The Trust will, upon request, execute and deliver any additional documents
reasonably deemed by the Company to be necessary or desirable to complete the
sale, transfer, conveyance and assignment of the Purchased Trust Shares. The
Trust does not currently intend to sell, transfer, assign, pledge, distribute or
otherwise dispose of any of the Shares beneficially owned by it on the date
hereof, other than pursuant to this Agreement.
(e) Other than in connection with the Bankruptcy Court Approval, no
authorization, consent or approval of, or filing with, any court or any public
body or authority is necessary for the consummation by the Trust of the
transactions contemplated by this Agreement. The execution, delivery and
performance of this Agreement by the Trust will not constitute a breach,
violation or default (or any event which, with notice or lapse of time or both,
would constitute a default) under, or result in the termination of, or
accelerate the performance required by, or result in a right of termination or
acceleration under, or result in the creation of any lien or encumbrance upon
any of the properties or assets of the Trust under, any note, bond, mortgage,
indenture, deed of trust, license, lease, agreement or other instrument
(including without limitation the Trust Agreement and the Plan of
Reorganization) to which the Trust is a party or by which its properties or
assets are bound, other than breaches, violations, defaults, terminations,
accelerations or creation of liens and encumbrances which, in the aggregate,
would not materially impair the ability of the Trust to perform its obligations
hereunder.
ARTICLE 3
COVENANTS
Section 3.1. OFFER; AGREEMENT NOT TO TENDER. (a) The Offer shall be
for not more than 5,430,729 Shares at a purchase price of not greater than $4.50
nor less than $3.50 per Share and shall be in all material respects on the
terms of the draft Tender Offer Statement on Schedule TO delivered to the Trust
on the date hereof.
(b) The Trust shall not tender any Shares in the Offer.
(c) The Company shall not (i) accept for purchase or purchase more
than 5,430,729 Shares in the Offer (including in connection with odd lot
purchases), or (ii) pay more than $4.50 per Share, unless the Company and the
Trust shall first have entered into a written agreement amending this Agreement
with respect thereto.
Section 3.2. RESTRICTIONS ON TRANSFER, PROXIES AND NON-INTERFERENCE.

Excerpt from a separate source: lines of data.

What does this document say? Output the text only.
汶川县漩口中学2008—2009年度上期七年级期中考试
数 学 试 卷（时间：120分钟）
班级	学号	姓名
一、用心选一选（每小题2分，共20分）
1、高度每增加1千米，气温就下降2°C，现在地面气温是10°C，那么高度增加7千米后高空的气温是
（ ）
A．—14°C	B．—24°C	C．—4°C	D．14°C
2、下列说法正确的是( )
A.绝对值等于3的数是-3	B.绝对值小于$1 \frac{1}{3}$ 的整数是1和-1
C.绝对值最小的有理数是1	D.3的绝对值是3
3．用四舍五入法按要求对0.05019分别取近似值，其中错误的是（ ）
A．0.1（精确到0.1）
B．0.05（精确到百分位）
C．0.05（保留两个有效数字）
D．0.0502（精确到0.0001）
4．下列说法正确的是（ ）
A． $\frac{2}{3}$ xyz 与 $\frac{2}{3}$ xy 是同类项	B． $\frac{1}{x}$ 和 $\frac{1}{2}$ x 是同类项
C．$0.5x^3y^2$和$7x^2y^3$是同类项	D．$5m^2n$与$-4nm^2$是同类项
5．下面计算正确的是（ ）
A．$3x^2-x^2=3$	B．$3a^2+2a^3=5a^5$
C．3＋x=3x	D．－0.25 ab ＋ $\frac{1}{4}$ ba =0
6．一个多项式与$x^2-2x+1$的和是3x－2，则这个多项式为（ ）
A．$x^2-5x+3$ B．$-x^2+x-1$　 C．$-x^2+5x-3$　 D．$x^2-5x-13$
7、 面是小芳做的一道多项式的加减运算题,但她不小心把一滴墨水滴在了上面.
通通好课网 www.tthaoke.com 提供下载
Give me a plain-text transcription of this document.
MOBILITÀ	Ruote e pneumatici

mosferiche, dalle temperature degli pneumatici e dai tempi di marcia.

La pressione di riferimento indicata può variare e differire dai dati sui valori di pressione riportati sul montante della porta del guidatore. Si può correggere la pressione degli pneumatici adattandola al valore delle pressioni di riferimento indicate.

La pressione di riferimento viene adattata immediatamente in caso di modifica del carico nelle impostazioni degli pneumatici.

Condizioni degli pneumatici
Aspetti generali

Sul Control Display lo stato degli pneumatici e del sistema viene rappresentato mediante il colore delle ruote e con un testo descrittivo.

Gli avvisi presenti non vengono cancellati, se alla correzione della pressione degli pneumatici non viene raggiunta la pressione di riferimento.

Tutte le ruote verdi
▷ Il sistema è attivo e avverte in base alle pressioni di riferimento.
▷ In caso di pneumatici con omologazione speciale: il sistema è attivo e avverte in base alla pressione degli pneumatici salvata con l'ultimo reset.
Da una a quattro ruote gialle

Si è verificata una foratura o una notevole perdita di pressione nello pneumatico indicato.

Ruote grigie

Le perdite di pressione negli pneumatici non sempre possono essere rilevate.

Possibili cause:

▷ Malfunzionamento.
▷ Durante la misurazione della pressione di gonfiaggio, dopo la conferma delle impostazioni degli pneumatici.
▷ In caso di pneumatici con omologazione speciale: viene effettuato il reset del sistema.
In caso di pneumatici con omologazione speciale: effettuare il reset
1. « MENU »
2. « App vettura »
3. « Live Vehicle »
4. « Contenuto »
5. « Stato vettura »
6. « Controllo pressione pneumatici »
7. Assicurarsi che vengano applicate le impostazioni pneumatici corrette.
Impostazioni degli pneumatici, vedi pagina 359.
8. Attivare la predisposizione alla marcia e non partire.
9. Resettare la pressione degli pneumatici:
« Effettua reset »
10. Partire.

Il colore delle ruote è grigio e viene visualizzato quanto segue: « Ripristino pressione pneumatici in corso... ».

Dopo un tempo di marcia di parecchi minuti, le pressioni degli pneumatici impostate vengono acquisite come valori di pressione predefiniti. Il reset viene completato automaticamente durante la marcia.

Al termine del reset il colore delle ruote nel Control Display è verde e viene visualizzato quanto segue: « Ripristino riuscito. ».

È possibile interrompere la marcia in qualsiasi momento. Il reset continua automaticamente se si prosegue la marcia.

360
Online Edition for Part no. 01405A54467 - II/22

Until the completion of the Trust Purchase or the termination of this Agreement,
the Trust shall not (i) sell, transfer, pledge, encumber, assign or otherwise
dispose of, or enter into any contract, option or other arrangement or
understanding with respect to the sale, transfer, pledge, encumbrance,
assignment or other disposition of, any of its Shares, (ii) grant any proxies,
powers of attorney or other authorization or consent, deposit any Shares into an
agreement with respect to any such Shares or (iii) take any action that would
make any representation or warranty of the Trust contained herein untrue or
incorrect or have the effect of preventing or disabling the Trust from
performing its obligations under this Agreement.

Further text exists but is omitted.